Increasingly affordable devices can ‘print’ three dimensional objects with computer-based 3D ‘maps’ of everything from chemical compounds, microorganisms, topographical maps, to bodily organs and machine parts.
Software developers in Japan at the Geospatial Information Authority are developing the technology to create low-cost, topographical maps to enable people with visual impairments to move around more freely. Users download a file online, and use a 3D printer to produce a tactile of an online map to feel the topographical details with their fingertips. The differences in texture differences on the map will help people identify hills, uneven surfaces, and even infrastructure such as railway lines, footpaths, and roadways.
While it’s been particularly touted for improving learning around science, technology, engineering and maths (STEM topics), 3D printing is particularly promising in its potential to increase access to education for students with vision impairment.

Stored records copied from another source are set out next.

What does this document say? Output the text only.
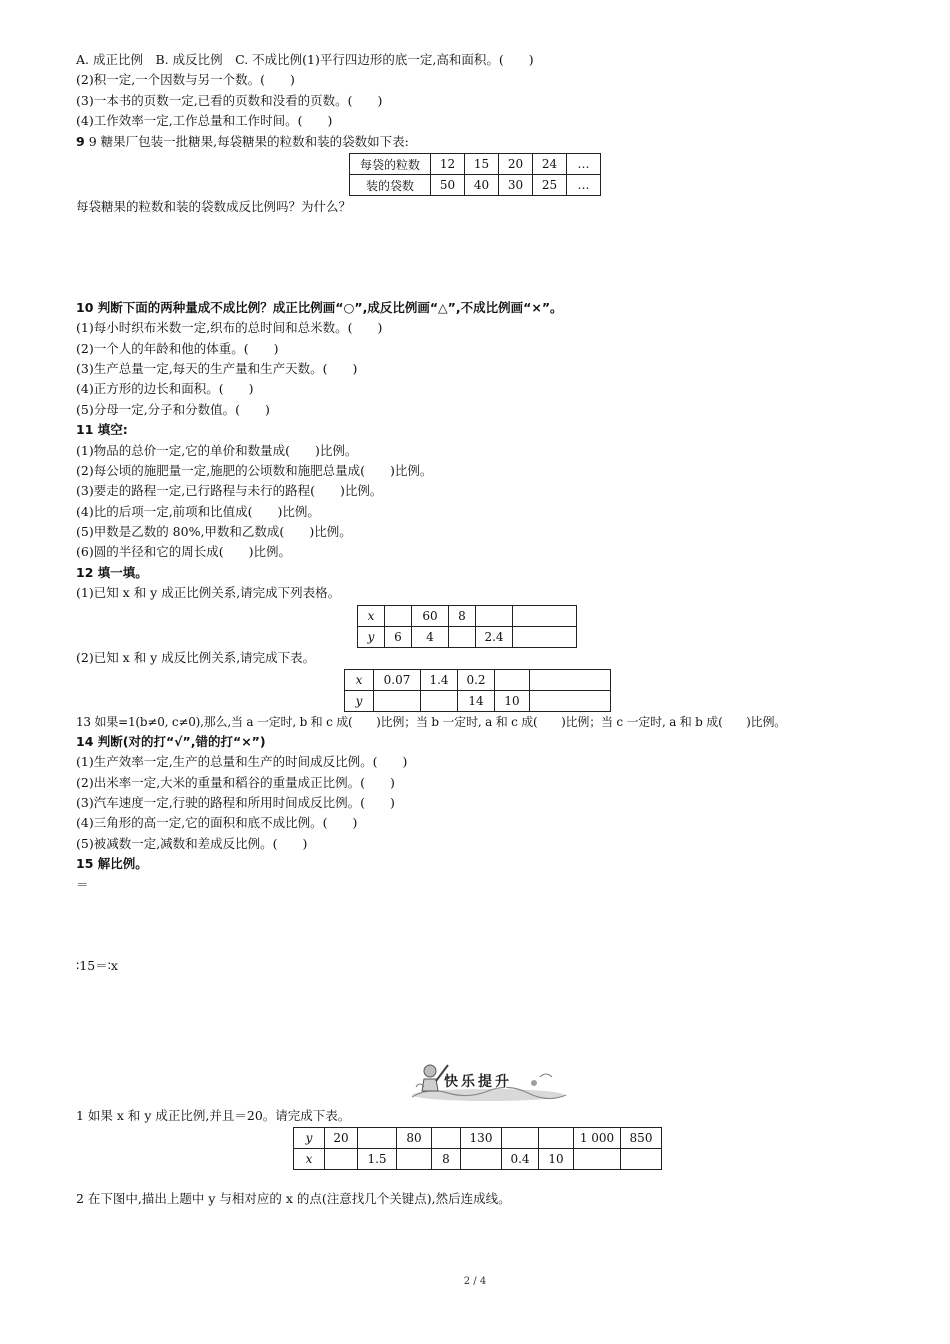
A. 成正比例　B. 成反比例　C. 不成比例(1)平行四边形的底一定,高和面积。(　　)
(2)积一定,一个因数与另一个数。(　　)
(3)一本书的页数一定,已看的页数和没看的页数。(　　)
(4)工作效率一定,工作总量和工作时间。(　　)
9 9 糖果厂包装一批糖果,每袋糖果的粒数和装的袋数如下表:
每袋的粒数	12	15	20	24	…
装的袋数	50	40	30	25	…
每袋糖果的粒数和装的袋数成反比例吗？为什么？
10 判断下面的两种量成不成比例？成正比例画“○”,成反比例画“△”,不成比例画“×”。
(1)每小时织布米数一定,织布的总时间和总米数。(　　)
(2)一个人的年龄和他的体重。(　　)
(3)生产总量一定,每天的生产量和生产天数。(　　)
(4)正方形的边长和面积。(　　)
(5)分母一定,分子和分数值。(　　)
11 填空:
(1)物品的总价一定,它的单价和数量成(　　)比例。
(2)每公顷的施肥量一定,施肥的公顷数和施肥总量成(　　)比例。
(3)要走的路程一定,已行路程与未行的路程(　　)比例。
(4)比的后项一定,前项和比值成(　　)比例。
(5)甲数是乙数的 80%,甲数和乙数成(　　)比例。
(6)圆的半径和它的周长成(　　)比例。
12 填一填。
(1)已知 x 和 y 成正比例关系,请完成下列表格。
x		60	8		
y	6	4		2.4	
(2)已知 x 和 y 成反比例关系,请完成下表。
x	0.07	1.4	0.2		
y			14	10	
13 如果=1(b≠0, c≠0),那么,当 a 一定时, b 和 c 成(　　)比例；当 b 一定时, a 和 c 成(　　)比例；当 c 一定时, a 和 b 成(　　)比例。
14 判断(对的打“√”,错的打“×”)
(1)生产效率一定,生产的总量和生产的时间成反比例。(　　)
(2)出米率一定,大米的重量和稻谷的重量成正比例。(　　)
(3)汽车速度一定,行驶的路程和所用时间成反比例。(　　)
(4)三角形的高一定,它的面积和底不成比例。(　　)
(5)被减数一定,减数和差成反比例。(　　)
15 解比例。
＝
∶15＝∶x
快乐提升
1 如果 x 和 y 成正比例,并且＝20。请完成下表。
y	20		80		130			1 000	850
x		1.5		8		0.4	10		
2 在下图中,描出上题中 y 与相对应的 x 的点(注意找几个关键点),然后连成线。
2 / 4
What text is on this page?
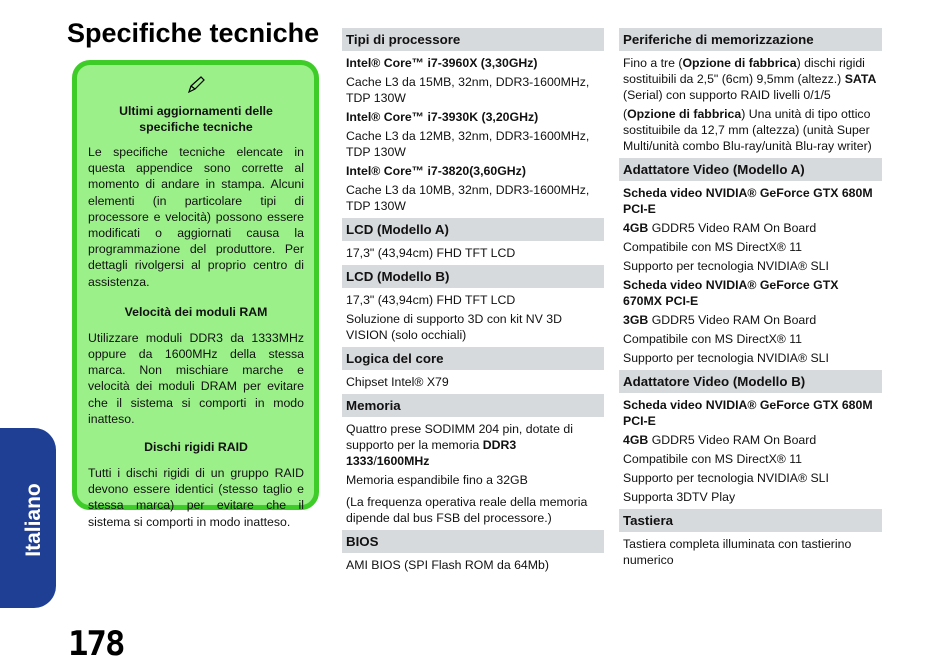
Specifiche tecniche
Ultimi aggiornamenti delle specifiche tecniche

Le specifiche tecniche elencate in questa appendice sono corrette al momento di andare in stampa. Alcuni elementi (in particolare tipi di processore e velocità) possono essere modificati o aggiornati causa la programmazione del produttore. Per dettagli rivolgersi al proprio centro di assistenza.

Velocità dei moduli RAM

Utilizzare moduli DDR3 da 1333MHz oppure da 1600MHz della stessa marca. Non mischiare marche e velocità dei moduli DRAM per evitare che il sistema si comporti in modo inatteso.

Dischi rigidi RAID

Tutti i dischi rigidi di un gruppo RAID devono essere identici (stesso taglio e stessa marca) per evitare che il sistema si comporti in modo inatteso.

Italiano
178
Tipi di processore
Intel® Core™ i7-3960X (3,30GHz)
Cache L3 da 15MB, 32nm, DDR3-1600MHz, TDP 130W
Intel® Core™ i7-3930K (3,20GHz)
Cache L3 da 12MB, 32nm, DDR3-1600MHz, TDP 130W
Intel® Core™ i7-3820(3,60GHz)
Cache L3 da 10MB, 32nm, DDR3-1600MHz, TDP 130W
LCD (Modello A)
17,3" (43,94cm) FHD TFT LCD
LCD (Modello B)
17,3" (43,94cm) FHD TFT LCD
Soluzione di supporto 3D con kit NV 3D VISION (solo occhiali)
Logica del core
Chipset Intel® X79
Memoria
Quattro prese SODIMM 204 pin, dotate di supporto per la memoria DDR3 1333/1600MHz
Memoria espandibile fino a 32GB
(La frequenza operativa reale della memoria dipende dal bus FSB del processore.)
BIOS
AMI BIOS (SPI Flash ROM da 64Mb)
Periferiche di memorizzazione
Fino a tre (Opzione di fabbrica) dischi rigidi sostituibili da 2,5" (6cm) 9,5mm (altezz.) SATA (Serial) con supporto RAID livelli 0/1/5
(Opzione di fabbrica) Una unità di tipo ottico sostituibile da 12,7 mm (altezza) (unità Super Multi/unità combo Blu-ray/unità Blu-ray writer)
Adattatore Video (Modello A)
Scheda video NVIDIA® GeForce GTX 680M PCI-E
4GB GDDR5 Video RAM On Board
Compatibile con MS DirectX® 11
Supporto per tecnologia NVIDIA® SLI
Scheda video NVIDIA® GeForce GTX 670MX PCI-E
3GB GDDR5 Video RAM On Board
Compatibile con MS DirectX® 11
Supporto per tecnologia NVIDIA® SLI
Adattatore Video (Modello B)
Scheda video NVIDIA® GeForce GTX 680M PCI-E
4GB GDDR5 Video RAM On Board
Compatibile con MS DirectX® 11
Supporto per tecnologia NVIDIA® SLI
Supporta 3DTV Play
Tastiera
Tastiera completa illuminata con tastierino numerico
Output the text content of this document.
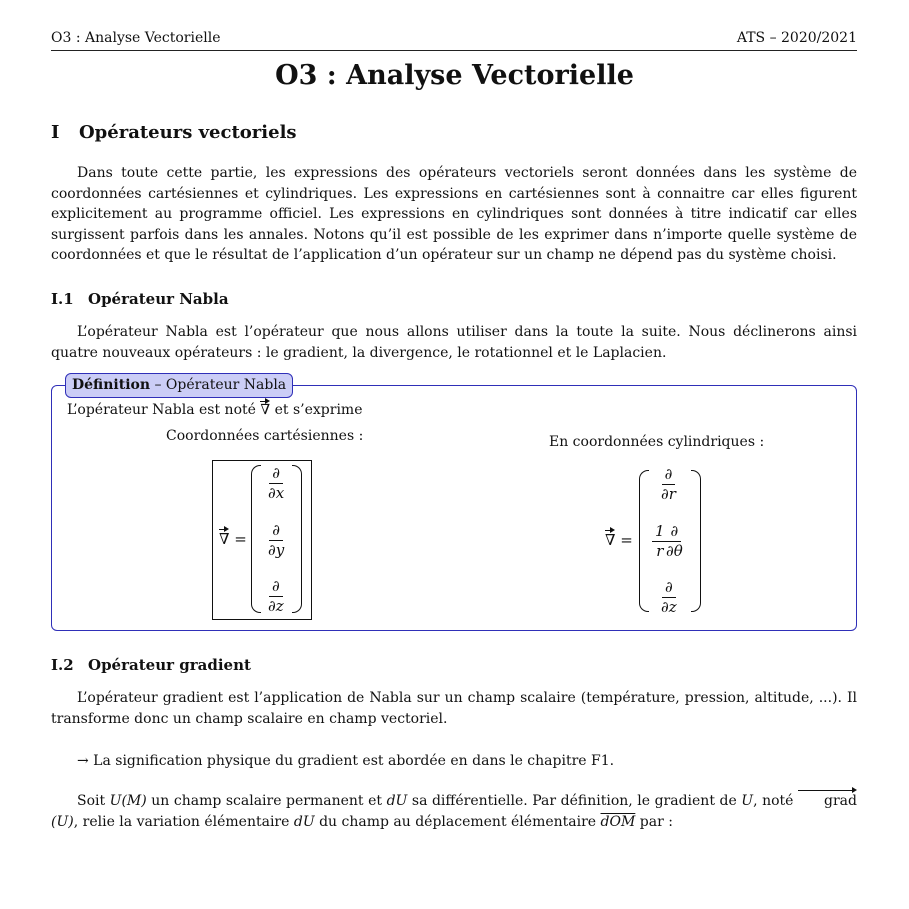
O3 : Analyse Vectorielle	ATS – 2020/2021
O3 : Analyse Vectorielle
I Opérateurs vectoriels

Dans toute cette partie, les expressions des opérateurs vectoriels seront données dans les système de coordonnées cartésiennes et cylindriques. Les expressions en cartésiennes sont à connaitre car elles figurent explicitement au programme officiel. Les expressions en cylindriques sont données à titre indicatif car elles surgissent parfois dans les annales. Notons qu’il est possible de les exprimer dans n’importe quelle système de coordonnées et que le résultat de l’application d’un opérateur sur un champ ne dépend pas du système choisi.

I.1 Opérateur Nabla

L’opérateur Nabla est l’opérateur que nous allons utiliser dans la toute la suite. Nous déclinerons ainsi quatre nouveaux opérateurs : le gradient, la divergence, le rotationnel et le Laplacien.

Définition – Opérateur Nabla
L’opérateur Nabla est noté ∇ et s’exprime
Coordonnées cartésiennes :	En coordonnées cylindriques :
∇ =
∂
∂x
∂
∂y
∂
∂z
∇ =
∂
∂r
$\frac{1}{r}$ ∂
∂θ
∂
∂z
I.2 Opérateur gradient

L’opérateur gradient est l’application de Nabla sur un champ scalaire (température, pression, altitude, ...). Il transforme donc un champ scalaire en champ vectoriel.

→ La signification physique du gradient est abordée en dans le chapitre F1.

Soit U(M) un champ scalaire permanent et dU sa différentielle. Par définition, le gradient de U, noté grad(U), relie la variation élémentaire dU du champ au déplacement élémentaire $\overline{dOM}$ par :
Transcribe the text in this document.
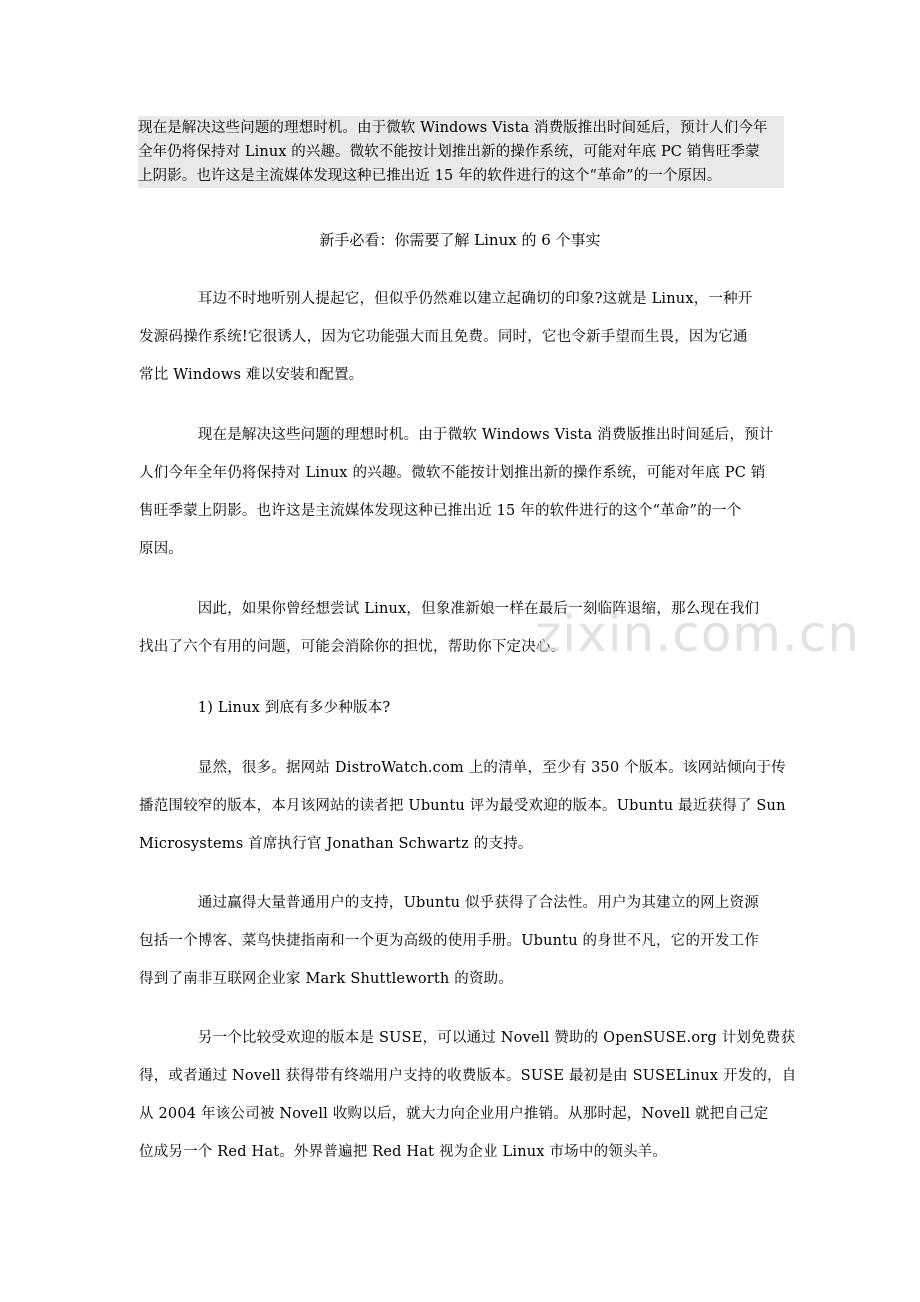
现在是解决这些问题的理想时机。由于微软 Windows Vista 消费版推出时间延后，预计人们今年
全年仍将保持对 Linux 的兴趣。微软不能按计划推出新的操作系统，可能对年底 PC 销售旺季蒙
上阴影。也许这是主流媒体发现这种已推出近 15 年的软件进行的这个“革命”的一个原因。
新手必看：你需要了解 Linux 的 6 个事实
　　　　耳边不时地听别人提起它，但似乎仍然难以建立起确切的印象?这就是 Linux，一种开
发源码操作系统!它很诱人，因为它功能强大而且免费。同时，它也令新手望而生畏，因为它通
常比 Windows 难以安装和配置。
　　　　现在是解决这些问题的理想时机。由于微软 Windows Vista 消费版推出时间延后，预计
人们今年全年仍将保持对 Linux 的兴趣。微软不能按计划推出新的操作系统，可能对年底 PC 销
售旺季蒙上阴影。也许这是主流媒体发现这种已推出近 15 年的软件进行的这个“革命”的一个
原因。
　　　　因此，如果你曾经想尝试 Linux，但象准新娘一样在最后一刻临阵退缩，那么现在我们
找出了六个有用的问题，可能会消除你的担忧，帮助你下定决心。
　　　　1) Linux 到底有多少种版本?
　　　　显然，很多。据网站 DistroWatch.com 上的清单，至少有 350 个版本。该网站倾向于传
播范围较窄的版本，本月该网站的读者把 Ubuntu 评为最受欢迎的版本。Ubuntu 最近获得了 Sun
Microsystems 首席执行官 Jonathan Schwartz 的支持。
　　　　通过赢得大量普通用户的支持，Ubuntu 似乎获得了合法性。用户为其建立的网上资源
包括一个博客、菜鸟快捷指南和一个更为高级的使用手册。Ubuntu 的身世不凡，它的开发工作
得到了南非互联网企业家 Mark Shuttleworth 的资助。
　　　　另一个比较受欢迎的版本是 SUSE，可以通过 Novell 赞助的 OpenSUSE.org 计划免费获
得，或者通过 Novell 获得带有终端用户支持的收费版本。SUSE 最初是由 SUSELinux 开发的，自
从 2004 年该公司被 Novell 收购以后，就大力向企业用户推销。从那时起，Novell 就把自己定
位成另一个 Red Hat。外界普遍把 Red Hat 视为企业 Linux 市场中的领头羊。
zixin.com.cn
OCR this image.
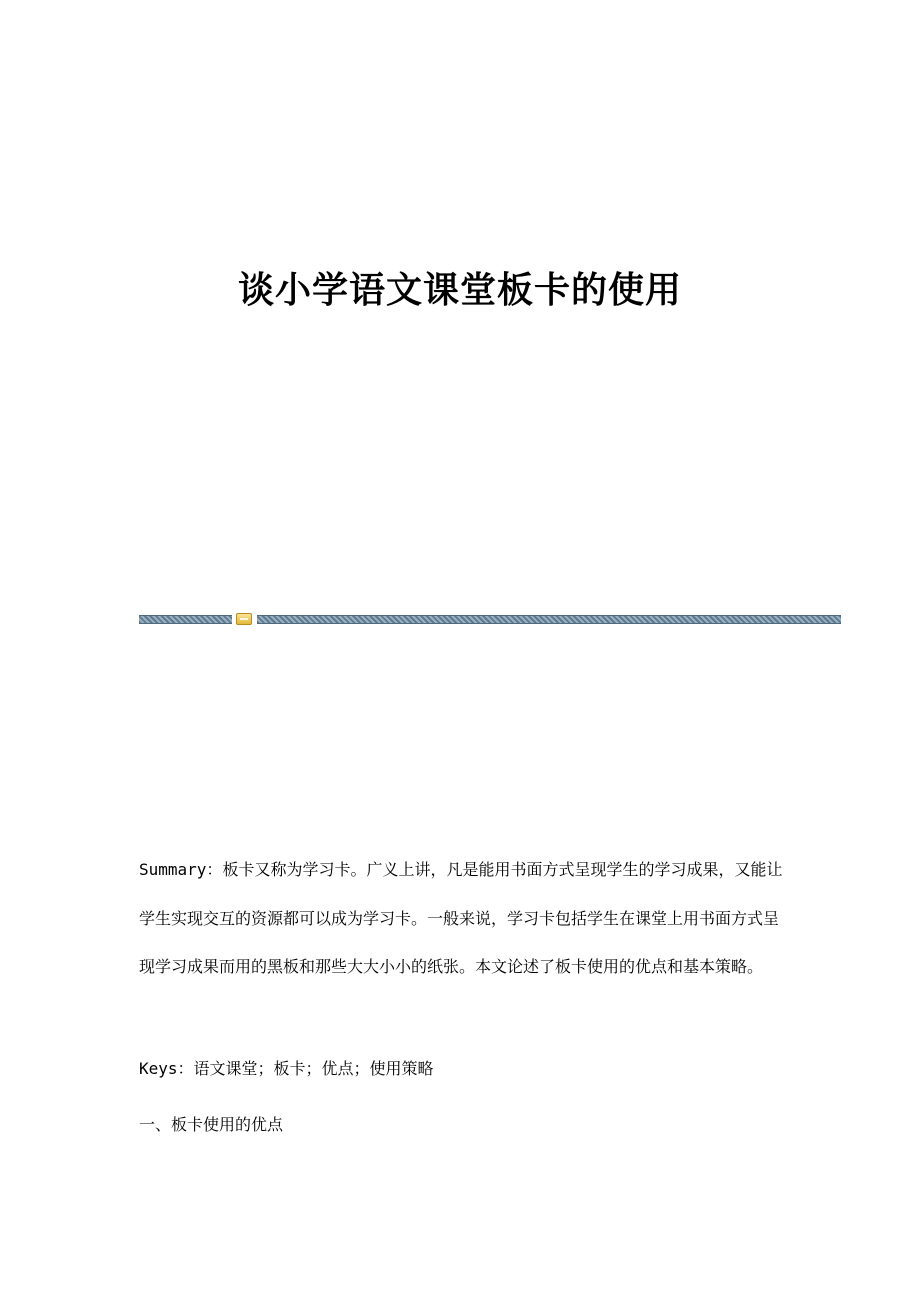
谈小学语文课堂板卡的使用

Summary：板卡又称为学习卡。广义上讲，凡是能用书面方式呈现学生的学习成果，又能让学生实现交互的资源都可以成为学习卡。一般来说，学习卡包括学生在课堂上用书面方式呈现学习成果而用的黑板和那些大大小小的纸张。本文论述了板卡使用的优点和基本策略。

Keys：语文课堂；板卡；优点；使用策略

一、板卡使用的优点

From a practical standpoint students are able to interact with tactile information and glean information and undersatnding to apply directly in their studies. 3D printing affords students access and also gives context to the information that is discussed in class, allowing greater participation and engagement of students in the learning process. It also engages kinaesthetic learners and visual learners and creates engaging classroom learning opportunities for all.
For those interested, online courses are available to learn about 3D printing, such as the Up and Running with 3D Printing (with captions); however membership and fees are required to access this particular course. Also the ‘Maker Bot Thingiverse’ online community encourages users to make share and discover, with the community having uploaded over 100,000 3D models.